Humanities is a striking, distinctive record, but in one respect it is representative of a recent trend in American art generally, and in jazz specifically. In press notes, pianist David Ake identifies the “context" for the album: “the tragedy and travesty of this nation’s current political situation."
The role of politics in art is a large and complicated controversy. From one perspective, all jazz is social protest music. But there has arguably never been a time when so many jazz albums made political statements. In the Trump era, jazz musicians feel compelled to acknowledge our “current tragedy" in their music, not only in anger or despair, but often as an offering of hope for renewal.

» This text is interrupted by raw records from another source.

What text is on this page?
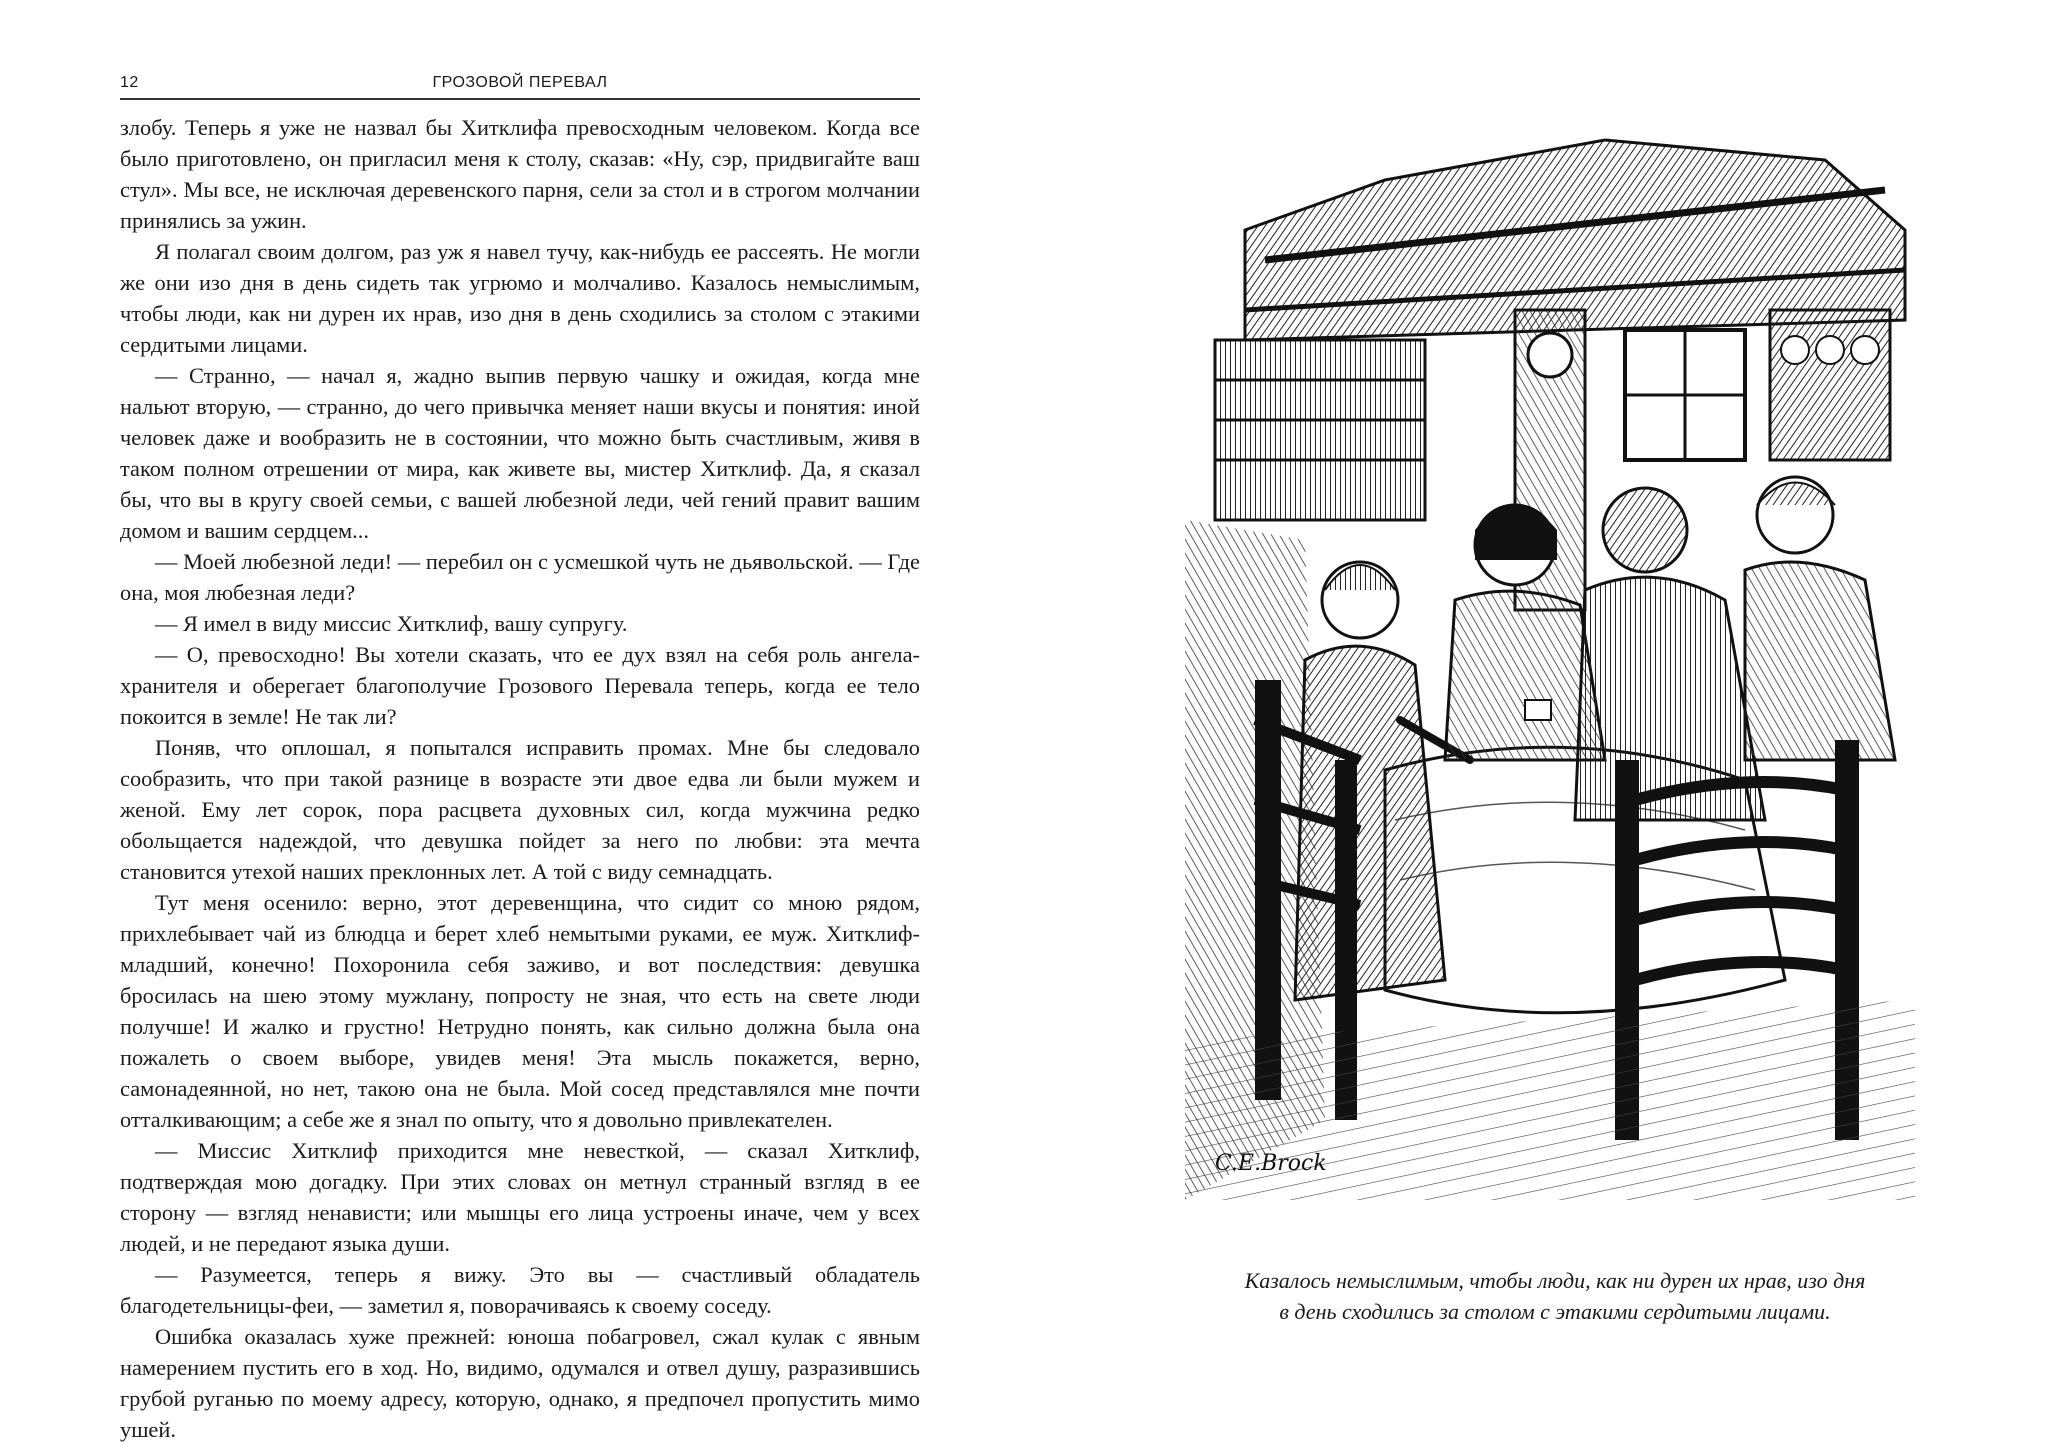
12	ГРОЗОВОЙ ПЕРЕВАЛ

злобу. Теперь я уже не назвал бы Хитклифа превосходным человеком. Когда все было приготовлено, он пригласил меня к столу, сказав: «Ну, сэр, придвигайте ваш стул». Мы все, не исключая деревенского парня, сели за стол и в строгом молчании принялись за ужин.

Я полагал своим долгом, раз уж я навел тучу, как-нибудь ее рассеять. Не могли же они изо дня в день сидеть так угрюмо и молчаливо. Казалось немыслимым, чтобы люди, как ни дурен их нрав, изо дня в день сходились за столом с этакими сердитыми лицами.

— Странно, — начал я, жадно выпив первую чашку и ожидая, когда мне нальют вторую, — странно, до чего привычка меняет наши вкусы и понятия: иной человек даже и вообразить не в состоянии, что можно быть счастливым, живя в таком полном отрешении от мира, как живете вы, мистер Хитклиф. Да, я сказал бы, что вы в кругу своей семьи, с вашей любезной леди, чей гений правит вашим домом и вашим сердцем...

— Моей любезной леди! — перебил он с усмешкой чуть не дьявольской. — Где она, моя любезная леди?

— Я имел в виду миссис Хитклиф, вашу супругу.

— О, превосходно! Вы хотели сказать, что ее дух взял на себя роль ангела-хранителя и оберегает благополучие Грозового Перевала теперь, когда ее тело покоится в земле! Не так ли?

Поняв, что оплошал, я попытался исправить промах. Мне бы следовало сообразить, что при такой разнице в возрасте эти двое едва ли были мужем и женой. Ему лет сорок, пора расцвета духовных сил, когда мужчина редко обольщается надеждой, что девушка пойдет за него по любви: эта мечта становится утехой наших преклонных лет. А той с виду семнадцать.

Тут меня осенило: верно, этот деревенщина, что сидит со мною рядом, прихлебывает чай из блюдца и берет хлеб немытыми руками, ее муж. Хитклиф-младший, конечно! Похоронила себя заживо, и вот последствия: девушка бросилась на шею этому мужлану, попросту не зная, что есть на свете люди получше! И жалко и грустно! Нетрудно понять, как сильно должна была она пожалеть о своем выборе, увидев меня! Эта мысль покажется, верно, самонадеянной, но нет, такою она не была. Мой сосед представлялся мне почти отталкивающим; а себе же я знал по опыту, что я довольно привлекателен.

— Миссис Хитклиф приходится мне невесткой, — сказал Хитклиф, подтверждая мою догадку. При этих словах он метнул странный взгляд в ее сторону — взгляд ненависти; или мышцы его лица устроены иначе, чем у всех людей, и не передают языка души.

— Разумеется, теперь я вижу. Это вы — счастливый обладатель благодетельницы-феи, — заметил я, поворачиваясь к своему соседу.

Ошибка оказалась хуже прежней: юноша побагровел, сжал кулак с явным намерением пустить его в ход. Но, видимо, одумался и отвел душу, разразившись грубой руганью по моему адресу, которую, однако, я предпочел пропустить мимо ушей.

C.E.Brock
Казалось немыслимым, чтобы люди, как ни дурен их нрав, изо дня
в день сходились за столом с этакими сердитыми лицами.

Humanities is not narrowly a concept album, but undercurrents of both tragedy and hope run through it. Ake’s quintet contains A-list players who like to live on the edge: trumpeter Ralph Alessi, guitarist Ben Monder, bassist Drew Gress and drummer Mark Ferber. There is turbulence in this music. On “The North" Alessi solos in outcries, over Ake’s dark, obsessive piano vamp. But Ake rarely “comps" for other players. On “Stream" and the title track, he and Alessi solo intermittently. The rest of the time they overlay, in arcane counterpoint. As for Monder, he is the designated badass. His guitar notes, embedded in the clamor of pieces like “Groundwork," have nasty jagged edges. Humanities is dense, crowded and fierce with energy. “You May Have Already Won" becomes frantic when everyone solos at once. Solidarity does not imply serenity.
There are 11 Ake originals and one cover. “Ripple," by the Grateful Dead, is an improbable, inspired, fitting choice. Who remembered what a sad, yearning song it is? Perhaps Ake was remembering the last lines of Robert Hunter’s lyrics, as a kind of closure for this album: “If you should stand, then who’s to guide you?/If I knew the way, I would take you home."